Ils étaient presque sur la place quand Franck lui signala une maison de deux étages sur leur gauche. Le crépi rose était un peu passé, l'entrée se faisait sur le côté, par une grille.
"Regarde. La maison de Tchekhov. C'est là qu'il recevait ses patients. Il n'en reste pas grand chose, mais c'est bien sa maison, donc ils ne la démoliront pas pour mettre autre chose à la place."
Ils bifurquèrent dans Malaïa Nikitakaïa et allèrent jusqu'au coin suivant. Une autre maison, bleu pâle cette fois, en partie dissimulée derrière un haut mur.
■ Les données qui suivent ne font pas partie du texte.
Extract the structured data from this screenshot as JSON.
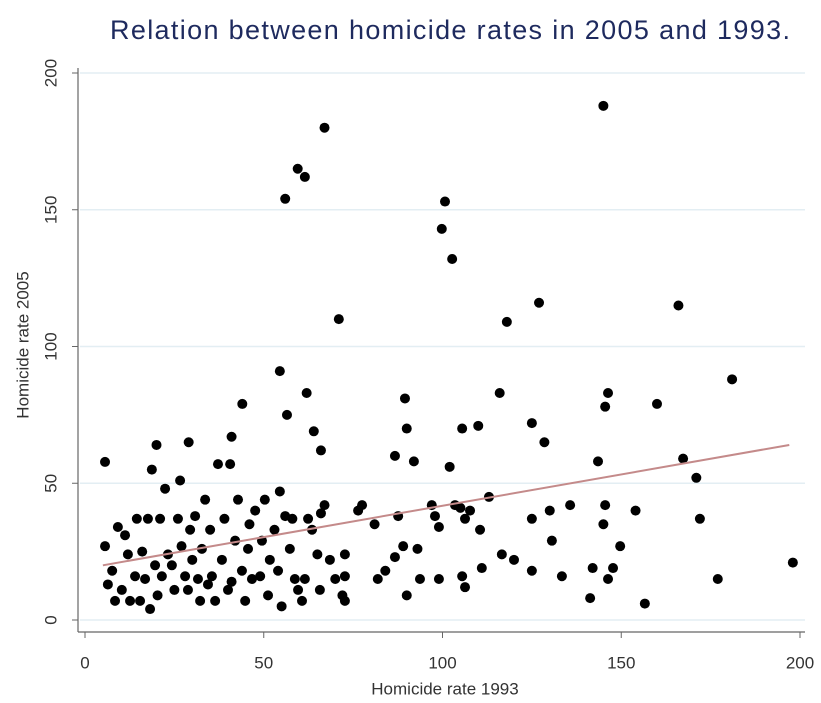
{
  "chart_data": {
    "type": "scatter",
    "title": "Relation between homicide rates in 2005 and 1993.",
    "x_label": "Homicide rate 1993",
    "y_label": "Homicide rate 2005",
    "color": "#000000",
    "x": [
      5.6,
      5.6,
      20,
      29,
      41,
      44,
      56,
      59.5,
      61.5,
      67,
      54.5,
      62,
      71,
      56.5,
      64,
      66,
      89.5,
      90,
      92,
      99.8,
      100.7,
      102.7,
      102,
      105.5,
      110,
      118,
      127,
      116,
      125,
      128.5,
      145,
      143.5,
      145.5,
      146.3,
      160,
      166,
      167.3,
      181,
      171,
      172,
      177,
      198,
      156.6,
      154,
      149.7,
      147.7,
      146.3,
      145.5,
      145,
      141.3,
      142,
      135.7,
      133.4,
      130,
      130.6,
      125,
      125,
      120,
      116.6,
      113,
      110.5,
      111,
      107.7,
      106.3,
      105,
      105.5,
      106.3,
      103.5,
      99,
      97.9,
      97,
      99,
      93,
      93.7,
      90,
      89,
      87.6,
      86.7,
      86.7,
      84,
      81.9,
      81,
      77.5,
      76.4,
      72.7,
      72.7,
      72.7,
      72,
      70,
      68.5,
      67,
      66,
      65.7,
      65,
      63.5,
      62.4,
      61.5,
      60.7,
      59.6,
      58.7,
      58,
      57.3,
      56,
      55,
      54.5,
      54,
      53,
      51.7,
      51.2,
      50.3,
      49.5,
      49,
      47.6,
      46.7,
      46,
      45.6,
      44.8,
      43.9,
      42.8,
      42,
      41,
      40.6,
      40,
      39,
      38.3,
      37.2,
      36.4,
      35.5,
      35,
      34.4,
      33.6,
      32.7,
      32.2,
      31.6,
      30.8,
      30,
      29.4,
      28.8,
      28,
      27,
      26.6,
      26,
      25,
      24.3,
      23.2,
      22.4,
      21.5,
      21,
      20.3,
      19.6,
      18.7,
      18.2,
      17.6,
      16.8,
      16,
      15.4,
      14.5,
      14,
      12.6,
      12,
      11.2,
      10.3,
      9.2,
      8.4,
      7.6,
      6.4
    ],
    "values": [
      57.8,
      27,
      64,
      65,
      67,
      79,
      154,
      165,
      162,
      180,
      91,
      83,
      110,
      75,
      69,
      62,
      81,
      70,
      58,
      143,
      153,
      132,
      56,
      70,
      71,
      109,
      116,
      83,
      72,
      65,
      188,
      58,
      78,
      83,
      79,
      115,
      59,
      88,
      52,
      37,
      15,
      21,
      6,
      40,
      27,
      19,
      15,
      42,
      35,
      8,
      19,
      42,
      16,
      40,
      29,
      37,
      18,
      22,
      24,
      45,
      33,
      19,
      40,
      37,
      41,
      16,
      12,
      42,
      34,
      38,
      42,
      15,
      26,
      15,
      9,
      27,
      38,
      60,
      23,
      18,
      15,
      35,
      42,
      40,
      16,
      24,
      7,
      9,
      15,
      22,
      42,
      39,
      11,
      24,
      33,
      37,
      15,
      7,
      11,
      15,
      37,
      26,
      38,
      5,
      47,
      18,
      33,
      22,
      9,
      44,
      29,
      16,
      40,
      15,
      35,
      26,
      7,
      18,
      44,
      29,
      14,
      57,
      11,
      37,
      22,
      57,
      7,
      16,
      33,
      13,
      44,
      26,
      7,
      15,
      38,
      22,
      33,
      11,
      16,
      27,
      51,
      37,
      11,
      20,
      24,
      48,
      16,
      37,
      9,
      20,
      55,
      4,
      37,
      15,
      25,
      7,
      37,
      16,
      7,
      24,
      31,
      11,
      34,
      7,
      18,
      13
    ],
    "fit_line": {
      "x": [
        5,
        197
      ],
      "values": [
        20,
        64
      ],
      "color": "#c48a8a"
    },
    "xlim": [
      0,
      200
    ],
    "ylim": [
      0,
      200
    ],
    "xticks": [
      0,
      50,
      100,
      150,
      200
    ],
    "yticks": [
      0,
      50,
      100,
      150,
      200
    ],
    "grid": true
  }
}
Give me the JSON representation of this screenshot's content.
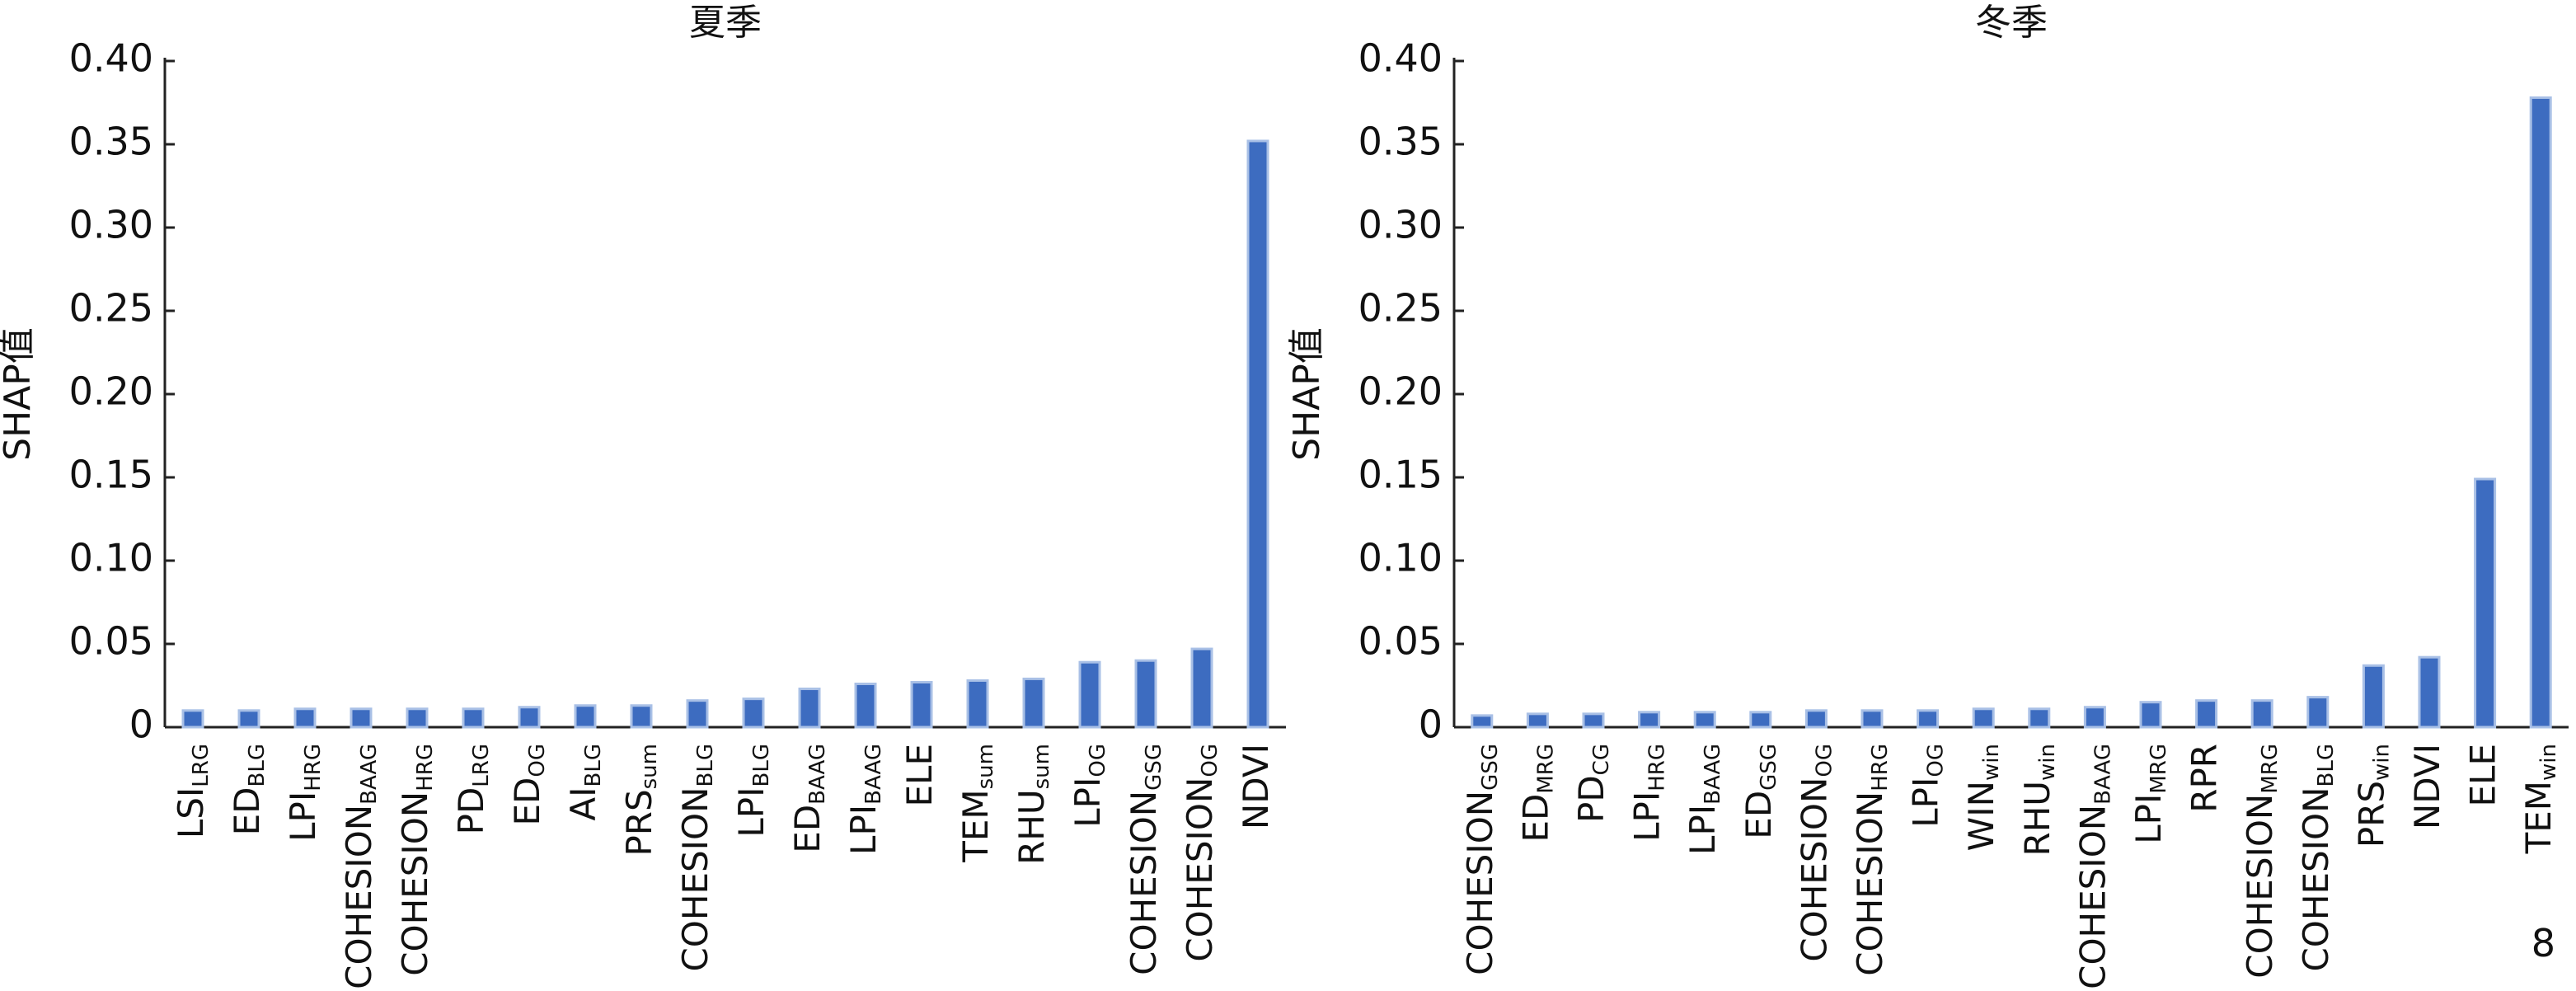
{
  "page_number": "8",
  "chart_data": [
    {
      "type": "bar",
      "title": "夏季",
      "y_label": "SHAP值",
      "color": "#3d6cc0",
      "categories": [
        {
          "text": "LSI",
          "sub": "LRG"
        },
        {
          "text": "ED",
          "sub": "BLG"
        },
        {
          "text": "LPI",
          "sub": "HRG"
        },
        {
          "text": "COHESION",
          "sub": "BAAG"
        },
        {
          "text": "COHESION",
          "sub": "HRG"
        },
        {
          "text": "PD",
          "sub": "LRG"
        },
        {
          "text": "ED",
          "sub": "OG"
        },
        {
          "text": "AI",
          "sub": "BLG"
        },
        {
          "text": "PRS",
          "sub": "sum"
        },
        {
          "text": "COHESION",
          "sub": "BLG"
        },
        {
          "text": "LPI",
          "sub": "BLG"
        },
        {
          "text": "ED",
          "sub": "BAAG"
        },
        {
          "text": "LPI",
          "sub": "BAAG"
        },
        {
          "text": "ELE"
        },
        {
          "text": "TEM",
          "sub": "sum"
        },
        {
          "text": "RHU",
          "sub": "sum"
        },
        {
          "text": "LPI",
          "sub": "OG"
        },
        {
          "text": "COHESION",
          "sub": "GSG"
        },
        {
          "text": "COHESION",
          "sub": "OG"
        },
        {
          "text": "NDVI"
        }
      ],
      "values": [
        0.01,
        0.01,
        0.011,
        0.011,
        0.011,
        0.011,
        0.012,
        0.013,
        0.013,
        0.016,
        0.017,
        0.023,
        0.026,
        0.027,
        0.028,
        0.029,
        0.039,
        0.04,
        0.047,
        0.352
      ],
      "ylim": [
        0,
        0.4
      ],
      "yticks": [
        0,
        0.05,
        {
          "value": 0.1,
          "label": "0.10"
        },
        0.15,
        {
          "value": 0.2,
          "label": "0.20"
        },
        0.25,
        {
          "value": 0.3,
          "label": "0.30"
        },
        0.35,
        {
          "value": 0.4,
          "label": "0.40"
        }
      ]
    },
    {
      "type": "bar",
      "title": "冬季",
      "y_label": "SHAP值",
      "color": "#3d6cc0",
      "categories": [
        {
          "text": "COHESION",
          "sub": "GSG"
        },
        {
          "text": "ED",
          "sub": "MRG"
        },
        {
          "text": "PD",
          "sub": "CG"
        },
        {
          "text": "LPI",
          "sub": "HRG"
        },
        {
          "text": "LPI",
          "sub": "BAAG"
        },
        {
          "text": "ED",
          "sub": "GSG"
        },
        {
          "text": "COHESION",
          "sub": "OG"
        },
        {
          "text": "COHESION",
          "sub": "HRG"
        },
        {
          "text": "LPI",
          "sub": "OG"
        },
        {
          "text": "WIN",
          "sub": "win"
        },
        {
          "text": "RHU",
          "sub": "win"
        },
        {
          "text": "COHESION",
          "sub": "BAAG"
        },
        {
          "text": "LPI",
          "sub": "MRG"
        },
        {
          "text": "RPR"
        },
        {
          "text": "COHESION",
          "sub": "MRG"
        },
        {
          "text": "COHESION",
          "sub": "BLG"
        },
        {
          "text": "PRS",
          "sub": "win"
        },
        {
          "text": "NDVI"
        },
        {
          "text": "ELE"
        },
        {
          "text": "TEM",
          "sub": "win"
        }
      ],
      "values": [
        0.007,
        0.008,
        0.008,
        0.009,
        0.009,
        0.009,
        0.01,
        0.01,
        0.01,
        0.011,
        0.011,
        0.012,
        0.015,
        0.016,
        0.016,
        0.018,
        0.037,
        0.042,
        0.149,
        0.378
      ],
      "ylim": [
        0,
        0.4
      ],
      "yticks": [
        0,
        0.05,
        {
          "value": 0.1,
          "label": "0.10"
        },
        0.15,
        {
          "value": 0.2,
          "label": "0.20"
        },
        0.25,
        {
          "value": 0.3,
          "label": "0.30"
        },
        0.35,
        {
          "value": 0.4,
          "label": "0.40"
        }
      ]
    }
  ]
}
" La maison de Beria. On dit que c'est là qu'il amenait les petites filles. Huit ans. Neuf ans. Personne ne disait rien. C'est à se demander si les voisins entendaient quelque chose... Tu te rends compte ? Tchekhov, Beria. A deux rues l'un de l'autre. Impossible de voir ça ailleurs.
_ Ailleurs, il n'y aurait pas de Beria.
_ Mais si, lui renvoya Franck calmement. Il existe des tas de variations sur ce thème. Il a simplement eu une carrière plus longue que la plupart des autres. Un monstre. Mais c'est lui qui a fait la bombe que voulait Staline."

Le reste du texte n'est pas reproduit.